I'm rediscovering my childhood love of mathematics after many, many years away and looking to rebuild my skills from the ground up, starting with fundamental arithmetic. I'm working with a text that I enjoy, and it makes a point of demonstrating the ways one algorithm can provide a foundation for another.
I have become very enamored of this idea of rigorously proving each algorithm; I find a simple beauty in proofs, and the absolute mastery of a concept that comes from such rigorous examination is far more appealing to me as a hobbyist than breadth of knowledge. This text glosses over rigorous proofs of the most basic arithmetic algorithms such as addition, subtraction, etc. While I have found some intriguing examples of such proofs on this board and can with great effort wrap my mind around them, I find that I am in no position to attempt to articulate such a thing on my own, and much of the notation used is unfamiliar to me.
What sort of material would I need to study to have the necessary knowledge to devise rigorous proofs of fundamental algorithms as in the above link? Is it possible to learn the necessary mathematical logic independent of the arithmetic/algebra? If so, which texts would you recommend?
Let me be absolutely clear: I am not looking for proofs themselves, but rather the knowledge necessary to devise such proofs on my own. I also understand that at some point, one has to accept certain ideas as axiomatic to be able to begin an inductive process, but I wish to learn how to make that distinction in an educated way. Thank you.

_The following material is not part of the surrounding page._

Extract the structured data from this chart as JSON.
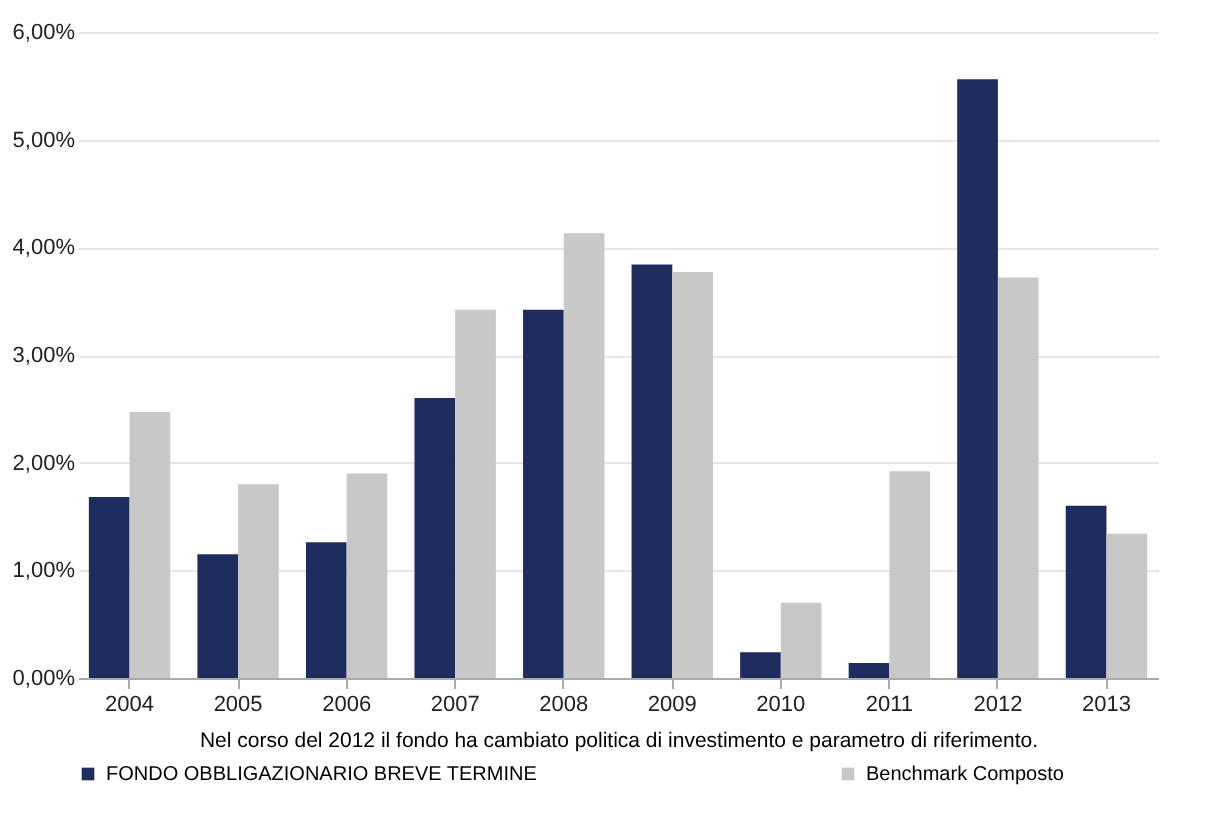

Understanding numerical algorithms necessarily involves some arithmetic and algebra as well as just logic. I would strongly recommend you dip into Knuth's wonderful Art of Computer Programming. This is an encyclopaedic work but quite easy to use as a a very readable reference once you read the introductory sections. Volume 2 includes a discussion of the classical "pencil and paper" algorithms for the basic arithmetic operations.